Some optimal setpoints in this simulation system did not change with the environment. The main reason for this was that the optimal setpoint was on the boundary of the configured setpoint range; thus, they will not change. This proves that Bayesian optimization can continuously generate stable optimal setpoints for the current model.
When there are significant observation noises, the optimization process will slow down. The optimal solution cannot be obtained on some bad kernel functions; therefore, a proper kernel function design is crucial to the Bayesian optimization process.
8. Conclusions
This paper proposed a Bayesian optimization framework for HVAC controls, which aimed to optimize the setpoints of the water system to achieve high energy efficiency. In this study, historical data testing and simulation experiments proved its feasibility and effectiveness. The main advantages of the proposed Bayesian optimization framework for HVAC controls are as follows:
High efficiency—by taking advantage of the Bayesian optimization technology, we can achieve near-optimal control performance within a few weeks.

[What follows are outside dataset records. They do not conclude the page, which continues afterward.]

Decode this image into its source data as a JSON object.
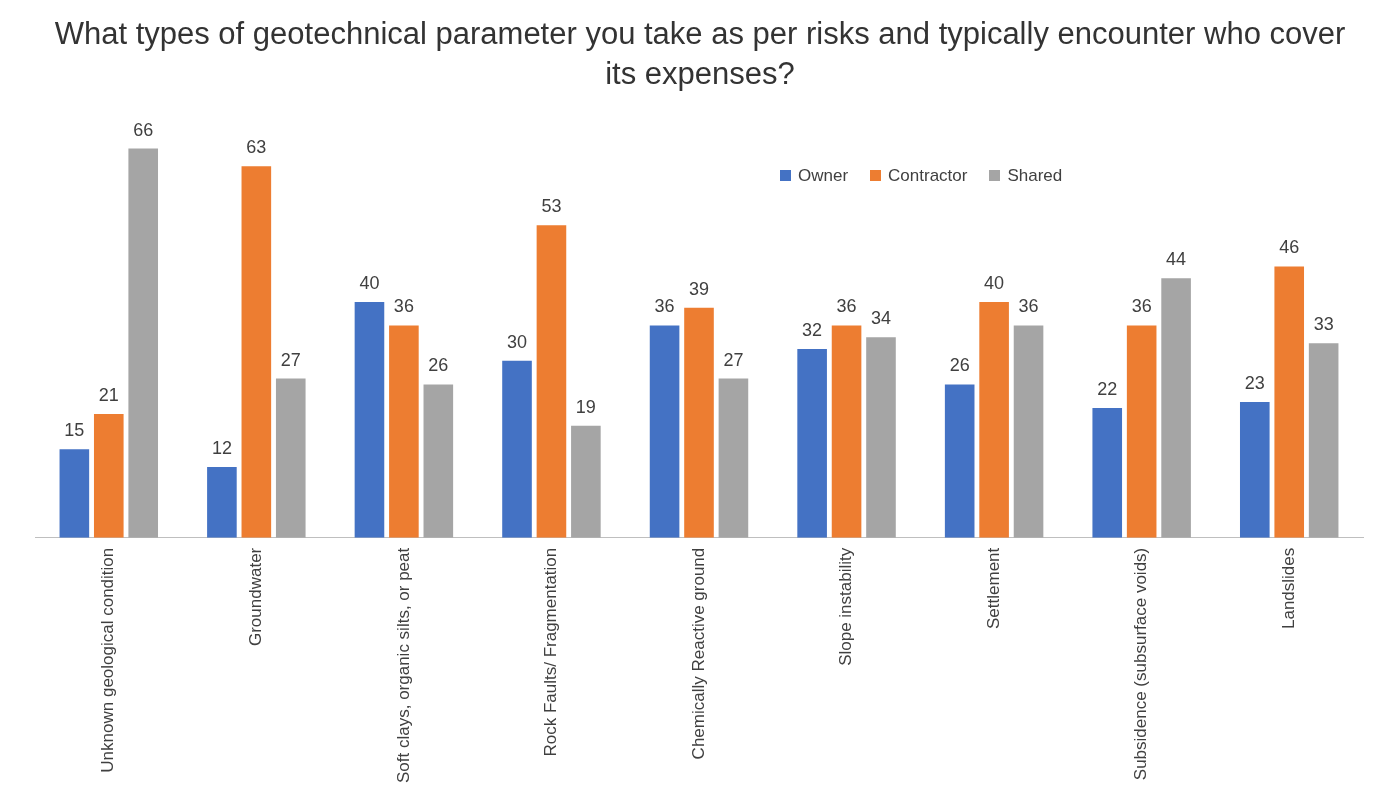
{
  "chart_data": {
    "type": "bar",
    "title": "What types of geotechnical parameter you take as per risks and typically encounter who cover its expenses?",
    "categories": [
      "Unknown geological condition",
      "Groundwater",
      "Soft clays, organic silts, or peat",
      "Rock Faults/ Fragmentation",
      "Chemically Reactive ground",
      "Slope instability",
      "Settlement",
      "Subsidence (subsurface voids)",
      "Landslides"
    ],
    "series": [
      {
        "name": "Owner",
        "color": "#4472c4",
        "values": [
          15,
          12,
          40,
          30,
          36,
          32,
          26,
          22,
          23
        ]
      },
      {
        "name": "Contractor",
        "color": "#ed7d31",
        "values": [
          21,
          63,
          36,
          53,
          39,
          36,
          40,
          36,
          46
        ]
      },
      {
        "name": "Shared",
        "color": "#a5a5a5",
        "values": [
          66,
          27,
          26,
          19,
          27,
          34,
          36,
          44,
          33
        ]
      }
    ],
    "data_labels": true,
    "grid": false,
    "legend": "top right"
  }
}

Safety—thanks to the combination of feedforward constraint optimization and feedback constraint correction, the operation safety of the implemented HVAC system can be fully guaranteed.
Stability—because of the simple form of the Gaussian process regression surrogate model and of the UCB acquisition function, no complex parameters need to be adjusted. Unlike reinforcement learning, the model is not affected by random noises; therefore, we can achieve stable performances across systems and times.
Easy to deploy—the main configurations that need to be customized for different HVAC systems are the feedback correction rules, which are usually easy for HVAC system operation engineers to implement. Furthermore, the rules for common system types can be predefined in the framework.
In future studies, we will verify the effectiveness of the complete framework in more HVAC systems. In addition, we will make more system configurations that can be automatically completed, to reduce the cost and threshold of the framework’s deployment.